Polyradiculopathy caused by CMV is characterized by urinary retention and progressive bilateral leg weakness.73–76 The clinical symptoms generally progress over several weeks to include loss of bowel and bladder control and flaccid paraplegia. A spastic myelopathy has been reported, and sacral paresthesia may occur. The CSF often shows a pleocytosis that is usually polymorphonuclear, hypoglycorrhachia, and elevated protein levels. PCR techniques are superior to culture for detection of CMV in CSF.
Although CMV is found in the central nervous system (CNS) in up to 25% of persons in autopsy studies,66,71,77 the incidence of overt CMV neurologic disease antemortem appears to be low.

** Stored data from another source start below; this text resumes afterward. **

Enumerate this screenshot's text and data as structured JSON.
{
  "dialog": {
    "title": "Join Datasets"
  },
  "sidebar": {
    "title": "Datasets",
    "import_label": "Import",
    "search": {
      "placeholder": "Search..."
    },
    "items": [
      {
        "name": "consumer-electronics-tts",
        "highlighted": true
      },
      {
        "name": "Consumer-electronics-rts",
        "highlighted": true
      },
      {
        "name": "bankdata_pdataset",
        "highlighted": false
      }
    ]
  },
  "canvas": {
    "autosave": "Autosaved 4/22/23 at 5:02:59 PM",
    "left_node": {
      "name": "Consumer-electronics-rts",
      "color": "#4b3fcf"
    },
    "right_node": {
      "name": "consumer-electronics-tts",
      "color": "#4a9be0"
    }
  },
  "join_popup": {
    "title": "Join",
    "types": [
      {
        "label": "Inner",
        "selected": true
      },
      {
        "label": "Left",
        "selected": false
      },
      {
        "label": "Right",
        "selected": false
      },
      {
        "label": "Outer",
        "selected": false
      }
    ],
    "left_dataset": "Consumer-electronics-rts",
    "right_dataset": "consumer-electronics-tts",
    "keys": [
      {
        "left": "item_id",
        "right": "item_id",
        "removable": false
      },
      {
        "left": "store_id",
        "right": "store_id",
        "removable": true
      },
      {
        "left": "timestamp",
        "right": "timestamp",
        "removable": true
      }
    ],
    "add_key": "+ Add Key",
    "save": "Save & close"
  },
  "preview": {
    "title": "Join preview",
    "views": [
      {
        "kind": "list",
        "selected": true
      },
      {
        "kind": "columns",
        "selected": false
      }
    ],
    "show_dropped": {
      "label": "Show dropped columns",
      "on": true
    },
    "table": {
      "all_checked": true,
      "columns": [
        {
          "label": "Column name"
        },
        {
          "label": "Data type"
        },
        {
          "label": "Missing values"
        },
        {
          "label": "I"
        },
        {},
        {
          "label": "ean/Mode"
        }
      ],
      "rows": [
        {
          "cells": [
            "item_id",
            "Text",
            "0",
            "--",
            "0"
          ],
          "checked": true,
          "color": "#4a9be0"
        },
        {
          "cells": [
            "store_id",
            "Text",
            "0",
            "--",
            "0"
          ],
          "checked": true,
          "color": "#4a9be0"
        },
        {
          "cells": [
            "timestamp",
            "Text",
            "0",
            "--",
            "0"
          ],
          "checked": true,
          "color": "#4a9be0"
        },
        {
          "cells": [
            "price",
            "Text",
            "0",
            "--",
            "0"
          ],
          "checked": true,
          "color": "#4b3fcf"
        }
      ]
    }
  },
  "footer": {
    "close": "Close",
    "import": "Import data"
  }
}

Other CMV-Associated Diseases
CMV Adrenalitis
Involvement of the adrenal glands with CMV is frequently reported in autopsy studies of persons with HIV infection, with the involvement documented in as many as 64 of 83 (77%)78 and 42 of 71 (59%)77 persons in two autopsy studies. Patients rarely manifest adrenal insufficiency by laboratory or clinical parameters. Adrenalitis due to CMV is uncommonly diagnosed premortem, but hypoadrenalism is occasionally documented in persons with CMV disease by the cosyntropin stimulation test.79
CMV Hepatitis and Biliary Disease
Although CMV involvement of the liver and biliary tract is often seen in autopsy specimens, clinical hepatitis due to CMV is rare in persons with HIV infection.14 Biliary tract or hepatic involvement by CMV may present with right upper quadrant pain and elevated alkaline phosphatase, but infections with Cryptosporidium and M. avium-intracellulare complex are more common causes. In one series of 66 consecutive persons with AIDS and first-episode gastrointestinal CMV disease, 22 patients presented with esophagitis, 28 with colitis, nine with sclerosing cholangitis, and only two with acute hepatitis.80
THERAPY
Specific therapies for CMV disease are summarized inTable 50-3. Drug susceptibilities and pharmacokinetic values are summarized in Table 50-4. The chemical formulas of the drugs are shown in Figure 50-3.
Specific Treatments
The US Food and Drug Administration (FDA) has approved seven approaches to CMV therapy for patients with HIV (Table 50-5). Oral GCV is no longer available having been replaced by valganciclovir (VGCV) oral prodrug, and we will give the equivalent dose of VGCV where appropriate.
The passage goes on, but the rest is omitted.